They had an hour and a half nooning. Counting
that it took five minutes to shovel down even grandma’s
beautiful “piece,” that left an hour and
twenty-five minutes for roaring, romping play.
If you want to know, I think that is fully as educational
and a far better preparation for life than sitting
still with your nose stuck in a book.
In the city schools they don’t
think so. Even the stingy fifteen minutes’
recess, morning and afternoon, has been stolen from
the children. Instead is given the inspiriting
physical culture, all making silly motions together
in a nice, warm room, full of second-hand air.
Is it any wonder that one in every three that die between
fifteen and twenty-five, dies of consumption?
You must have noticed that almost
everybody that amounts to anything spent his early
life in the country. The city schools have great
educational advantages; they have all the up-to-date
methods, but the output of the Old Red Schoolhouse
compares very favorably with that of the city schools
for all that. The two-mile walk, morning and evening,
had something to do with it, not only because it and
the long nooning were good exercise, but because it
impressed upon the mind that what cost so much effort
to get must surely be worth having. But I think
I know another reason.
If the city child goes through the
arithmetic once, it is as much as ever. In the
Old Red School-house those who hadn’t gone through
the arithmetic at least six times, were little thought
of. In town, the last subject in the book was
“Permutation,” to which you gave the mere
look its essentially frivolous nature deserved.
It was: “End of the line. All out!”
But in the country a very important department followed.
It was called “Problems.” They were
twisters, able to make “How old is Ann?”
look like a last year’s bird’s nest.
They make a big fuss about the psychology of the child’s
mind nowadays. Well, I tell you they couldn’t
teach the man that got up that arithmetic a thing about
the operation of the child’s mind. He knew
what was what.

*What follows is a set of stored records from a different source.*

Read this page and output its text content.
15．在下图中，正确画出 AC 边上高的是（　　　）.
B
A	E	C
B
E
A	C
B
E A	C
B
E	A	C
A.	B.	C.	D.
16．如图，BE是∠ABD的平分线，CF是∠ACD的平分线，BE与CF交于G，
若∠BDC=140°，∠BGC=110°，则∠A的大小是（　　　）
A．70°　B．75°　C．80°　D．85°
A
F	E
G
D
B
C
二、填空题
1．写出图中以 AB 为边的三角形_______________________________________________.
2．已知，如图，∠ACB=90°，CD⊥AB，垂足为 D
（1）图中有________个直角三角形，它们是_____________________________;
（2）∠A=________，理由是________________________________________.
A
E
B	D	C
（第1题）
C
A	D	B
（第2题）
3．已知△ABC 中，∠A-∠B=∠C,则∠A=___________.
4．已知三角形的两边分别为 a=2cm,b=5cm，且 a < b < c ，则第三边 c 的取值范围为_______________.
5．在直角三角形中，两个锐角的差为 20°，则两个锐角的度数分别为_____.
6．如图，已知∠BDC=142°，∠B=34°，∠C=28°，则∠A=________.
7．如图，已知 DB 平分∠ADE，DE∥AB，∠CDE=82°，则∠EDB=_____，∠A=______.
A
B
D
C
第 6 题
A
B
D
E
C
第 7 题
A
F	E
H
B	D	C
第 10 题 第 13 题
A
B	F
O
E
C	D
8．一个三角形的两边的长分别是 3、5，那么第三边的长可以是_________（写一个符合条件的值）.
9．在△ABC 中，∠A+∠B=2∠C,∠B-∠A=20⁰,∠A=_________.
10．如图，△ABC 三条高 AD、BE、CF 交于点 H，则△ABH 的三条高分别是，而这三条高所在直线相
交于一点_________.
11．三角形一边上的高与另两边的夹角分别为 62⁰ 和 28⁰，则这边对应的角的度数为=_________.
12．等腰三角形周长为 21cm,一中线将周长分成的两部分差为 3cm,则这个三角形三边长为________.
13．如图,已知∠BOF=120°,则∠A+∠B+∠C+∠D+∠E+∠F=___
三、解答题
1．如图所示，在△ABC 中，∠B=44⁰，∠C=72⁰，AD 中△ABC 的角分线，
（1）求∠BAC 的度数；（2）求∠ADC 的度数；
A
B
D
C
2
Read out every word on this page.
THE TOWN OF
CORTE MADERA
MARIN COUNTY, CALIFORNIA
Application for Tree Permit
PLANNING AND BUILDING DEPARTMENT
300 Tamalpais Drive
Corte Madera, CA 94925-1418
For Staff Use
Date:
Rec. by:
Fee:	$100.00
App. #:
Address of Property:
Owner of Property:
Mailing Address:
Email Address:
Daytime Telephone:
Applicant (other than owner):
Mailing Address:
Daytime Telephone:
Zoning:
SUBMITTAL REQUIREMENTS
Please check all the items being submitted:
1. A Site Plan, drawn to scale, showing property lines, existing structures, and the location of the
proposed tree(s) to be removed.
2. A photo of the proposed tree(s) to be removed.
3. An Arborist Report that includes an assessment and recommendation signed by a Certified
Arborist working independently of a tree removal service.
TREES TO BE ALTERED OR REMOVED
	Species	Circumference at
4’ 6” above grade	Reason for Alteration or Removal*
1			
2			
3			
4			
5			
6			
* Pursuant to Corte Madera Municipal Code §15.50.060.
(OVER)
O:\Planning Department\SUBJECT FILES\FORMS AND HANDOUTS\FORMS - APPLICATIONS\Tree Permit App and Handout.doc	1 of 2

He didn’t put down the answers.
He knew that if he did, weak, erring human nature,
tortured by suspense, determined to have the agony
over, would multiply by four and divide by thirteen,
and subtract 127 didn’t, either.
I didn’t say “substract.” I
guess I know they’d get the answer somehow, it
didn’t matter much how.
In the country they ciphered through
this part, and handed in their sums to Teacher, who
said she’d take ’em home and look ’em
over; she didn’t have time just then. As
if that fooled anybody! She had a key! And
when you had done the very last one on the very last
page, and there wasn’t anything more except
the blank pages, where you had written, “Joe
Geiger loves Molly Meyers,” and, “If my
name you wish to see and
all such stuff, then you turned over to the beginning,
where it says, “Arithmetic is the science of
numbers, and the art of computing by them,”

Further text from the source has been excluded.